Sync Magic: Triggering Jira Automation with BPMN Events
Are you tired of carrying out maintenance tasks manually? See how BPMN events spark seamless Jira Automation (opens in a new tab) or your custom microservices.
Create your Jira Automation Rule
Draw your Flower BPMN model including an intermediate throw event
Link the both together by sharing the common webhook Url
Crafting your Jira Automation Rule
Jira Automation allows users to automate common tasks and workflows, reducing the need for manual intervention. This powerful tool enables teams to create specific actions based on predefined conditions and events such as a Flower BPMN event.
You can create a wide range (opens in a new tab) of automated actions, such as:
- Automatically assigning issues to team members based on specific criteria.
- Updating issue fields when certain conditions are met.
- Sending email notifications or alerts.
- Linking issues, creating sub-tasks, or transitioning issue statuses automatically.
Email Automation Example
The screen shot shows a Jira Automation Rule that automatically sends an email as soon as a webhook url is called.
In order to link Flower with this rule, Flower must be provided with the Url.
Therefore, copy the url and then paste it into the corresponding BPMN event as described below.
Fire a Flower Event Trigger
The Flower BPM Engine fires an event automatically while executing a process and invokes a Jira Automation Rule. In a typical flow, an intermediate throw event executes its event (e.g. send a message) once the token has reached it. Once complete, the token continues to all outgoing sequence flows.
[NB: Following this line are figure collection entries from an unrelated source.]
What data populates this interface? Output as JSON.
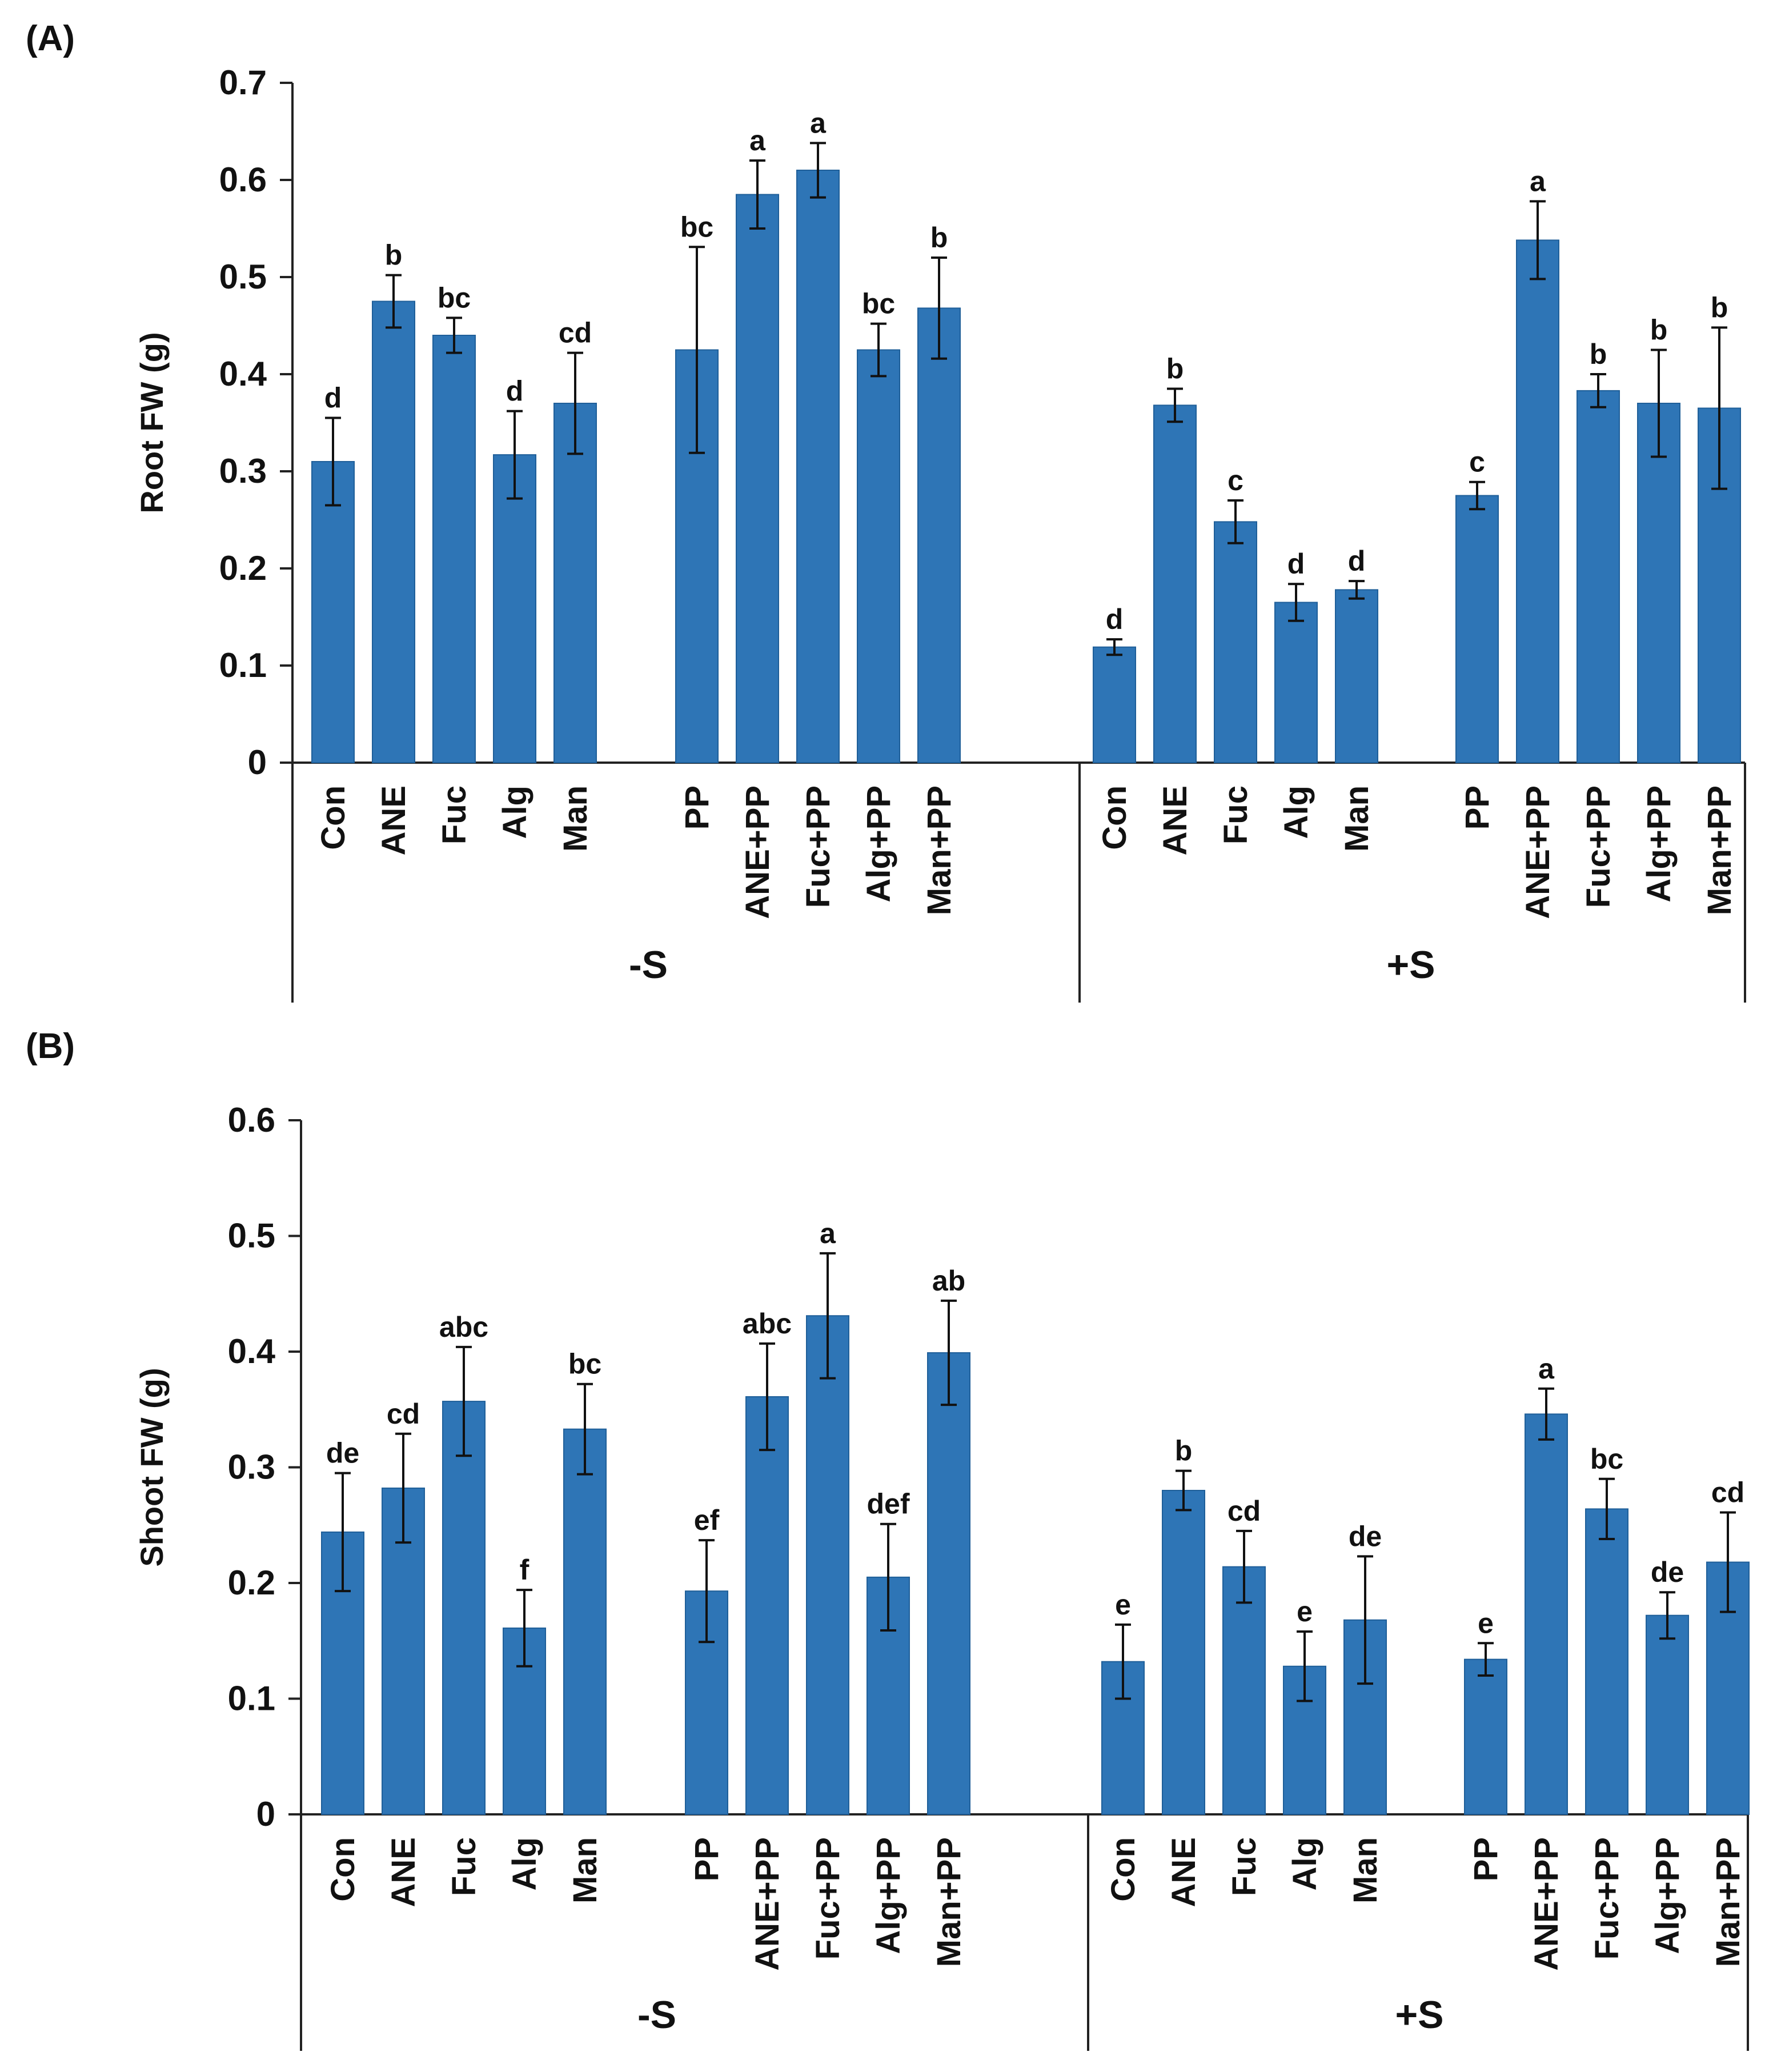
{
  "chart_data": [
    {
      "panel_label": "(A)",
      "type": "bar",
      "ylabel": "Root FW (g)",
      "ylim": [
        0,
        0.7
      ],
      "yticks": [
        "0",
        "0.1",
        "0.2",
        "0.3",
        "0.4",
        "0.5",
        "0.6",
        "0.7"
      ],
      "color": "#2e75b6",
      "groups": [
        {
          "label": "-S",
          "bars": [
            {
              "category": "Con",
              "value": 0.31,
              "error": 0.045,
              "letter": "d"
            },
            {
              "category": "ANE",
              "value": 0.475,
              "error": 0.027,
              "letter": "b"
            },
            {
              "category": "Fuc",
              "value": 0.44,
              "error": 0.018,
              "letter": "bc"
            },
            {
              "category": "Alg",
              "value": 0.317,
              "error": 0.045,
              "letter": "d"
            },
            {
              "category": "Man",
              "value": 0.37,
              "error": 0.052,
              "letter": "cd"
            },
            {
              "category": "PP",
              "value": 0.425,
              "error": 0.106,
              "letter": "bc"
            },
            {
              "category": "ANE+PP",
              "value": 0.585,
              "error": 0.035,
              "letter": "a"
            },
            {
              "category": "Fuc+PP",
              "value": 0.61,
              "error": 0.028,
              "letter": "a"
            },
            {
              "category": "Alg+PP",
              "value": 0.425,
              "error": 0.027,
              "letter": "bc"
            },
            {
              "category": "Man+PP",
              "value": 0.468,
              "error": 0.052,
              "letter": "b"
            }
          ]
        },
        {
          "label": "+S",
          "bars": [
            {
              "category": "Con",
              "value": 0.119,
              "error": 0.008,
              "letter": "d"
            },
            {
              "category": "ANE",
              "value": 0.368,
              "error": 0.017,
              "letter": "b"
            },
            {
              "category": "Fuc",
              "value": 0.248,
              "error": 0.022,
              "letter": "c"
            },
            {
              "category": "Alg",
              "value": 0.165,
              "error": 0.019,
              "letter": "d"
            },
            {
              "category": "Man",
              "value": 0.178,
              "error": 0.009,
              "letter": "d"
            },
            {
              "category": "PP",
              "value": 0.275,
              "error": 0.014,
              "letter": "c"
            },
            {
              "category": "ANE+PP",
              "value": 0.538,
              "error": 0.04,
              "letter": "a"
            },
            {
              "category": "Fuc+PP",
              "value": 0.383,
              "error": 0.017,
              "letter": "b"
            },
            {
              "category": "Alg+PP",
              "value": 0.37,
              "error": 0.055,
              "letter": "b"
            },
            {
              "category": "Man+PP",
              "value": 0.365,
              "error": 0.083,
              "letter": "b"
            }
          ]
        }
      ]
    },
    {
      "panel_label": "(B)",
      "type": "bar",
      "ylabel": "Shoot FW (g)",
      "ylim": [
        0,
        0.6
      ],
      "yticks": [
        "0",
        "0.1",
        "0.2",
        "0.3",
        "0.4",
        "0.5",
        "0.6"
      ],
      "color": "#2e75b6",
      "groups": [
        {
          "label": "-S",
          "bars": [
            {
              "category": "Con",
              "value": 0.244,
              "error": 0.051,
              "letter": "de"
            },
            {
              "category": "ANE",
              "value": 0.282,
              "error": 0.047,
              "letter": "cd"
            },
            {
              "category": "Fuc",
              "value": 0.357,
              "error": 0.047,
              "letter": "abc"
            },
            {
              "category": "Alg",
              "value": 0.161,
              "error": 0.033,
              "letter": "f"
            },
            {
              "category": "Man",
              "value": 0.333,
              "error": 0.039,
              "letter": "bc"
            },
            {
              "category": "PP",
              "value": 0.193,
              "error": 0.044,
              "letter": "ef"
            },
            {
              "category": "ANE+PP",
              "value": 0.361,
              "error": 0.046,
              "letter": "abc"
            },
            {
              "category": "Fuc+PP",
              "value": 0.431,
              "error": 0.054,
              "letter": "a"
            },
            {
              "category": "Alg+PP",
              "value": 0.205,
              "error": 0.046,
              "letter": "def"
            },
            {
              "category": "Man+PP",
              "value": 0.399,
              "error": 0.045,
              "letter": "ab"
            }
          ]
        },
        {
          "label": "+S",
          "bars": [
            {
              "category": "Con",
              "value": 0.132,
              "error": 0.032,
              "letter": "e"
            },
            {
              "category": "ANE",
              "value": 0.28,
              "error": 0.017,
              "letter": "b"
            },
            {
              "category": "Fuc",
              "value": 0.214,
              "error": 0.031,
              "letter": "cd"
            },
            {
              "category": "Alg",
              "value": 0.128,
              "error": 0.03,
              "letter": "e"
            },
            {
              "category": "Man",
              "value": 0.168,
              "error": 0.055,
              "letter": "de"
            },
            {
              "category": "PP",
              "value": 0.134,
              "error": 0.014,
              "letter": "e"
            },
            {
              "category": "ANE+PP",
              "value": 0.346,
              "error": 0.022,
              "letter": "a"
            },
            {
              "category": "Fuc+PP",
              "value": 0.264,
              "error": 0.026,
              "letter": "bc"
            },
            {
              "category": "Alg+PP",
              "value": 0.172,
              "error": 0.02,
              "letter": "de"
            },
            {
              "category": "Man+PP",
              "value": 0.218,
              "error": 0.043,
              "letter": "cd"
            }
          ]
        }
      ]
    }
  ]
}
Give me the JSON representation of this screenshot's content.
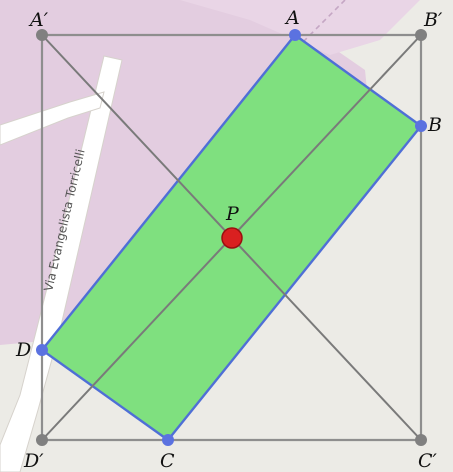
{
  "map": {
    "street_label": "Via Evangelista Torricelli",
    "colors": {
      "background": "#ecebe6",
      "park": "#e3cde0",
      "road": "#ffffff",
      "road_edge": "#d6d2cc",
      "dashed_path": "#c5a6c4"
    }
  },
  "diagram": {
    "labels": {
      "a_prime": "A′",
      "b_prime": "B′",
      "c_prime": "C′",
      "d_prime": "D′",
      "a": "A",
      "b": "B",
      "c": "C",
      "d": "D",
      "p": "P"
    },
    "colors": {
      "outer_square": "#8e8e8e",
      "diagonal": "#7a7a7a",
      "rect_fill": "#7fe07f",
      "rect_edge": "#4f6fd6",
      "rect_vertex": "#5b72e0",
      "corner_vertex": "#808080",
      "center_point": "#d92020",
      "center_point_edge": "#9a1010"
    }
  }
}
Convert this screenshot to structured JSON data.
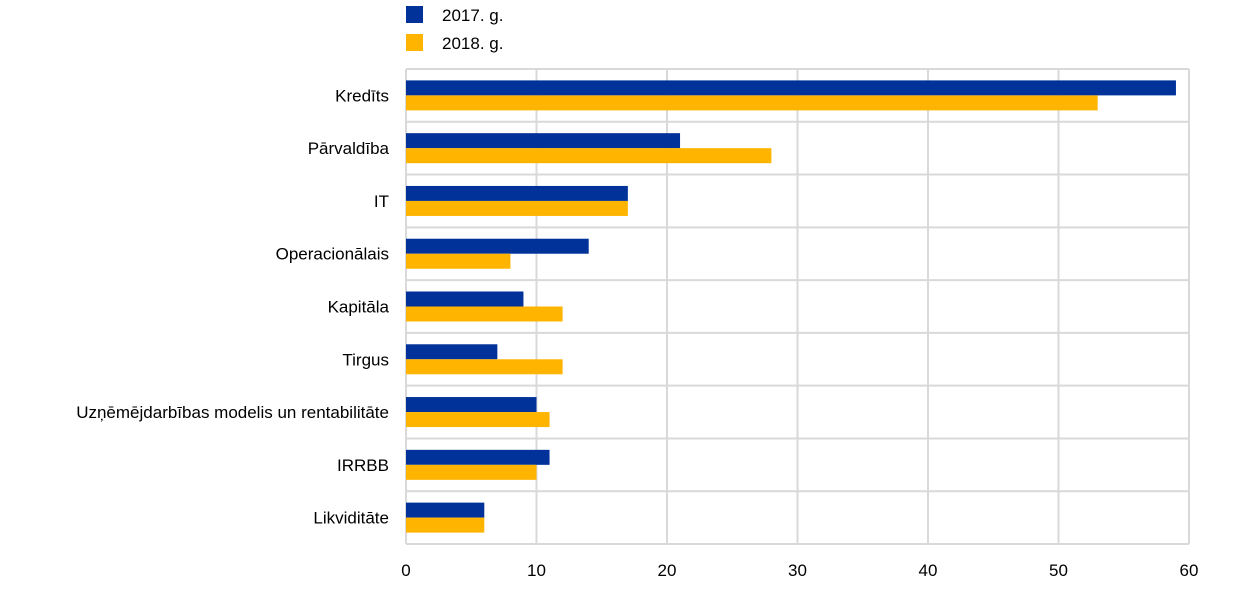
{
  "chart_data": {
    "type": "bar",
    "orientation": "horizontal",
    "title": "",
    "xlabel": "",
    "ylabel": "",
    "xlim": [
      0,
      60
    ],
    "xticks": [
      0,
      10,
      20,
      30,
      40,
      50,
      60
    ],
    "grid": true,
    "legend_position": "top-left",
    "categories": [
      "Kredīts",
      "Pārvaldība",
      "IT",
      "Operacionālais",
      "Kapitāla",
      "Tirgus",
      "Uzņēmējdarbības modelis un rentabilitāte",
      "IRRBB",
      "Likviditāte"
    ],
    "series": [
      {
        "name": "2017. g.",
        "color": "#003299",
        "values": [
          59,
          21,
          17,
          14,
          9,
          7,
          10,
          11,
          6
        ]
      },
      {
        "name": "2018. g.",
        "color": "#FFB400",
        "values": [
          53,
          28,
          17,
          8,
          12,
          12,
          11,
          10,
          6
        ]
      }
    ],
    "gridline_color": "#d9d9d9"
  }
}
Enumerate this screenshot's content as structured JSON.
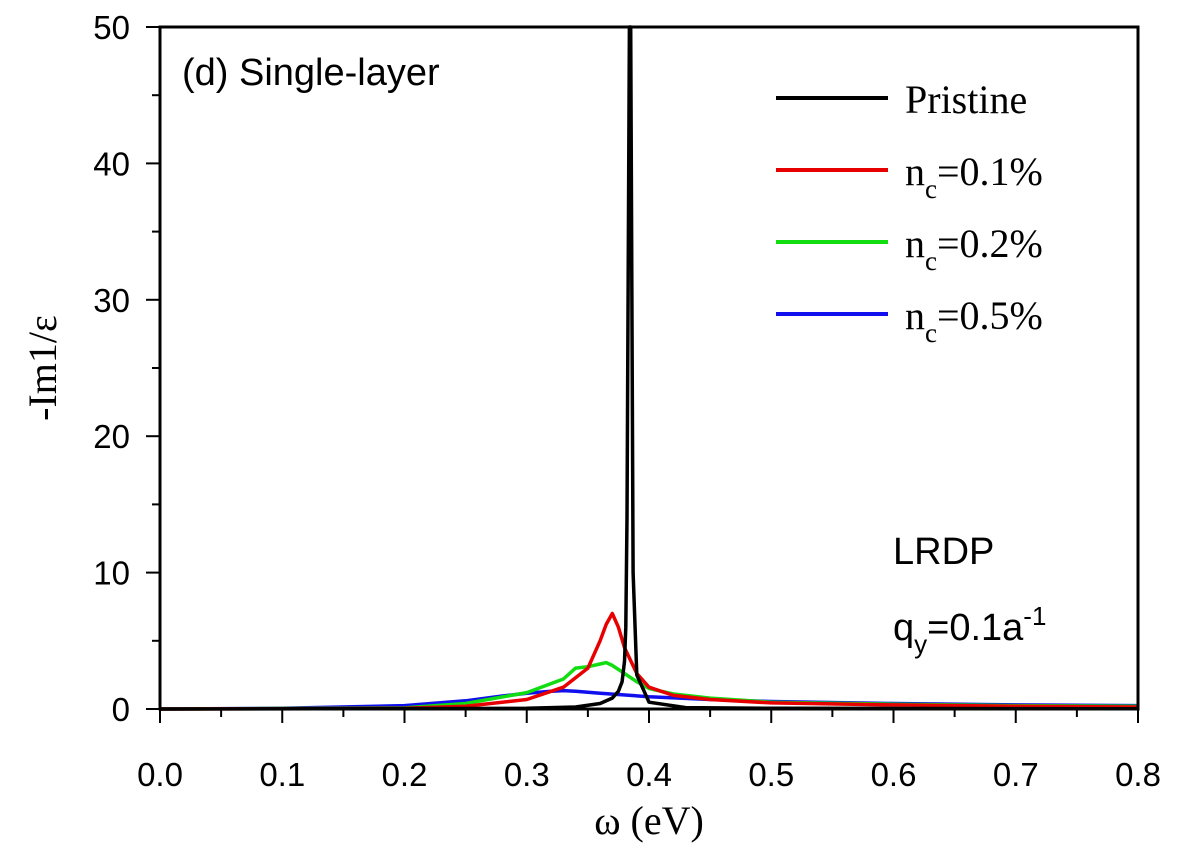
{
  "chart_data": {
    "type": "line",
    "panel_label": "(d) Single-layer",
    "xlabel": "ω (eV)",
    "ylabel": "-Im1/ε",
    "xlim": [
      0.0,
      0.8
    ],
    "ylim": [
      0,
      50
    ],
    "x_ticks": [
      "0.0",
      "0.1",
      "0.2",
      "0.3",
      "0.4",
      "0.5",
      "0.6",
      "0.7",
      "0.8"
    ],
    "y_ticks": [
      "0",
      "10",
      "20",
      "30",
      "40",
      "50"
    ],
    "annotation": {
      "line1": "LRDP",
      "line2_base": "q",
      "line2_sub": "y",
      "line2_mid": "=0.1a",
      "line2_sup": "-1"
    },
    "legend_position": "top-right",
    "series": [
      {
        "name": "Pristine",
        "legend": {
          "base": "Pristine",
          "sub": "",
          "tail": ""
        },
        "color": "#000000",
        "x": [
          0.0,
          0.3,
          0.34,
          0.36,
          0.37,
          0.375,
          0.378,
          0.38,
          0.381,
          0.382,
          0.383,
          0.384,
          0.3845,
          0.385,
          0.386,
          0.387,
          0.39,
          0.4,
          0.43,
          0.5,
          0.8
        ],
        "y": [
          0.0,
          0.05,
          0.15,
          0.4,
          0.8,
          1.3,
          2.0,
          3.5,
          6.0,
          14.0,
          32.0,
          50.0,
          50.0,
          50.0,
          30.0,
          10.0,
          2.5,
          0.5,
          0.1,
          0.05,
          0.02
        ]
      },
      {
        "name": "n_c=0.1%",
        "legend": {
          "base": "n",
          "sub": "c",
          "tail": "=0.1%"
        },
        "color": "#e80000",
        "x": [
          0.0,
          0.2,
          0.25,
          0.3,
          0.33,
          0.35,
          0.36,
          0.365,
          0.37,
          0.375,
          0.38,
          0.39,
          0.4,
          0.42,
          0.45,
          0.5,
          0.6,
          0.7,
          0.8
        ],
        "y": [
          0.0,
          0.05,
          0.2,
          0.7,
          1.6,
          3.0,
          5.0,
          6.2,
          7.0,
          6.0,
          4.5,
          2.6,
          1.6,
          1.0,
          0.7,
          0.45,
          0.3,
          0.2,
          0.15
        ]
      },
      {
        "name": "n_c=0.2%",
        "legend": {
          "base": "n",
          "sub": "c",
          "tail": "=0.2%"
        },
        "color": "#11dd11",
        "x": [
          0.0,
          0.2,
          0.25,
          0.3,
          0.33,
          0.34,
          0.35,
          0.36,
          0.365,
          0.37,
          0.38,
          0.39,
          0.4,
          0.42,
          0.45,
          0.5,
          0.6,
          0.7,
          0.8
        ],
        "y": [
          0.0,
          0.08,
          0.4,
          1.2,
          2.2,
          3.0,
          3.1,
          3.3,
          3.4,
          3.2,
          2.6,
          2.0,
          1.5,
          1.1,
          0.8,
          0.5,
          0.35,
          0.25,
          0.2
        ]
      },
      {
        "name": "n_c=0.5%",
        "legend": {
          "base": "n",
          "sub": "c",
          "tail": "=0.5%"
        },
        "color": "#1010ee",
        "x": [
          0.0,
          0.1,
          0.2,
          0.25,
          0.28,
          0.3,
          0.32,
          0.33,
          0.34,
          0.36,
          0.4,
          0.45,
          0.5,
          0.6,
          0.7,
          0.8
        ],
        "y": [
          0.0,
          0.05,
          0.25,
          0.6,
          0.95,
          1.15,
          1.3,
          1.35,
          1.3,
          1.15,
          0.9,
          0.7,
          0.55,
          0.4,
          0.3,
          0.25
        ]
      }
    ]
  }
}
To invoke a Jira Automation Rule enter the webhook Url here in the properties panel of the selected event:
Intermediate Throw Events
Any BPMN intermediate throw event is able to fire an event. Which are the following:
Icon | Event Type |
---|---|
None Throw Event | |
Message Throw Event | |
Signal Throw Event | |
Escalation Throw Event | |
Compensation Throw Event | |
Link Throw Event | |
Multiple Throw Event |
Connectivity unleashed: Webhooks and your custom microservices
Flower is the BPM add-on for Jira, so most automation use cases will be within the Atlassian ecosystem and include Jira, Confluence, Bitbucket etc. With Jira Automation, a lot can already be achieved. But of course other services, including your custom microservices, can also be integrated.
Orchestrate Microservices
When entering the event node, Flower calls a HTTP-POST request, that includes the process instance key (FLOWER-375 is the Flower process instance key):
curl -X POST -H 'Content-type: application/json' \
"https://automation.atlassian.com/pro/hooks/xyz" \
--data '{"data": {issues:"FLOWER-375"]}}'
The request data body is going to be more flexible in a future version of Flower.